Analysis of two encryption algorithms of the Lazarus group

In this blog, I will analyze the encryption capabilities of a malware sample attributed to the North Korean APT group known as Hidden Cobra, or Lazarus.

Malware analysis encryption
Introduction

In this blog, we will analyze the encryption capabilities of a malware sample attributed to the North Korean APT group known as Hidden Cobra. In particular, we will focus on its encryption capabilities, and we will analyze in deep the two encryption algorithms used by this sample.

The (sha2-256) hash of the sample is

bdff852398f174e9eef1db1c2d3fefdda25fe0ea90a40a2e06e51b5c0ebd69eb.

This is a well known sample and it is indeed possible to find reports online. Reading these reports after analyzing the sample was useful to double check my findings and to get a better idea of the goals of the whole campaign.
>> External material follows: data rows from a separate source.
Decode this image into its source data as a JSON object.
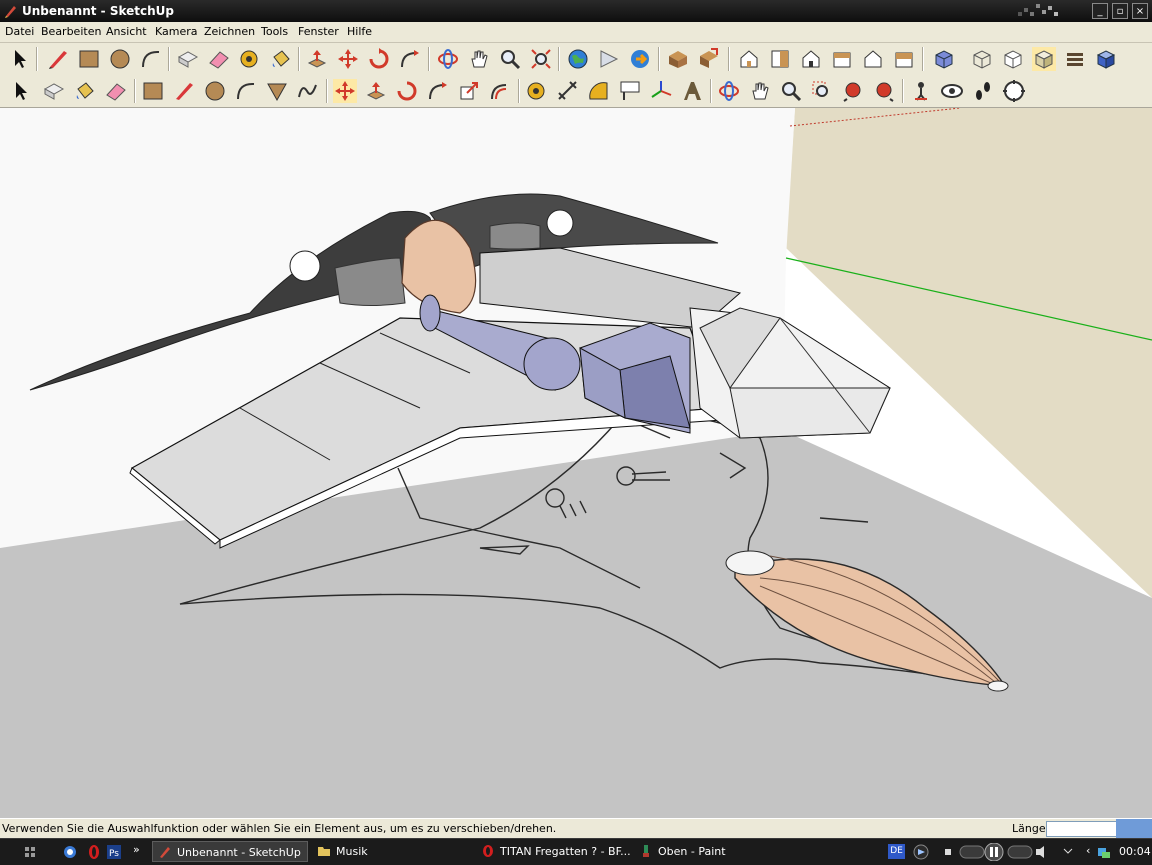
{
  "window": {
    "title": "Unbenannt - SketchUp",
    "controls": {
      "minimize": "_",
      "maximize": "▫",
      "close": "×"
    }
  },
  "menu": [
    {
      "label": "Datei"
    },
    {
      "label": "Bearbeiten"
    },
    {
      "label": "Ansicht"
    },
    {
      "label": "Kamera"
    },
    {
      "label": "Zeichnen"
    },
    {
      "label": "Tools"
    },
    {
      "label": "Fenster"
    },
    {
      "label": "Hilfe"
    }
  ],
  "toolbar1": {
    "tools": [
      "select-icon",
      "line-icon",
      "rectangle-icon",
      "circle-icon",
      "arc-icon",
      "make-component-icon",
      "eraser-icon",
      "tape-measure-icon",
      "paint-bucket-icon",
      "push-pull-icon",
      "move-icon",
      "rotate-icon",
      "follow-me-icon",
      "orbit-icon",
      "pan-icon",
      "zoom-icon",
      "zoom-extents-icon",
      "earth-icon",
      "get-models-icon",
      "share-model-icon",
      "component-icon",
      "add-component-icon",
      "iso-view-icon",
      "top-view-icon",
      "front-view-icon",
      "right-view-icon",
      "back-view-icon",
      "left-view-icon",
      "xray-icon",
      "wireframe-icon",
      "hidden-line-icon",
      "shaded-icon",
      "shaded-textures-icon",
      "monochrome-icon"
    ]
  },
  "toolbar2": {
    "tools": [
      "select-icon",
      "make-component-icon",
      "paint-bucket-icon",
      "eraser-icon",
      "rectangle-icon",
      "line-icon",
      "circle-icon",
      "arc-icon",
      "polygon-icon",
      "freehand-icon",
      "move-icon",
      "push-pull-icon",
      "rotate-icon",
      "follow-me-icon",
      "scale-icon",
      "offset-icon",
      "tape-measure-icon",
      "dimension-icon",
      "protractor-icon",
      "text-icon",
      "axes-icon",
      "3d-text-icon",
      "orbit-icon",
      "pan-icon",
      "zoom-icon",
      "zoom-window-icon",
      "previous-view-icon",
      "next-view-icon",
      "position-camera-icon",
      "look-around-icon",
      "walk-icon",
      "section-plane-icon"
    ]
  },
  "colors": {
    "sky": "#ffffff",
    "ground": "#c4c4c4",
    "back_wall": "#e3dcc5",
    "green_axis": "#19b019",
    "red_axis": "#c0392b",
    "peach": "#e9c2a5",
    "engine": "#a9abcf"
  },
  "status": {
    "message": "Verwenden Sie die Auswahlfunktion oder wählen Sie ein Element aus, um es zu verschieben/drehen.",
    "vcb_label": "Länge",
    "vcb_value": ""
  },
  "taskbar": {
    "tasks": [
      {
        "label": "Unbenannt - SketchUp",
        "icon": "sketchup-icon",
        "active": true
      },
      {
        "label": "Musik",
        "icon": "folder-icon",
        "active": false
      },
      {
        "label": "TITAN Fregatten ? - BF...",
        "icon": "opera-icon",
        "active": false
      },
      {
        "label": "Oben - Paint",
        "icon": "paint-icon",
        "active": false
      }
    ],
    "language": "DE",
    "clock": "00:04"
  }
}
The most comprehensive report about this sample is from CISA. Reading this report, we learn that FBI, CISA, and the Department of Treasury attribute this malware campaign to the Lazarus group (aka Hidden Cobra).

Authors also state that this sample is part of a trojanized application named AppleJeus, that pretends to be a legitimate trading application and whose goal is to steal cryptocurrencies to the victims. The sample makes use of a valid certificate, associated to the domain celasllc[.]com (we’ll encounter this domain later).

Also, the authors mention the two encryption algorithms that we discuss later: the first one is a simple XOR-based encryption algorithm while the second one is a custom implementation of the RC4 algorithm.

In this blog post instead the authors track the evolution of the AppleJeus malware, highlighting its characteristics trough seven different versions.

Analysis of the sample

I will start with a basic static analysis of the PE header and then I will proceed with an advanced static analysis using IDA Pro. I will show only relevant parts and I will alternate between static and dynamic analysis with the debugger when this will help to clarify concepts.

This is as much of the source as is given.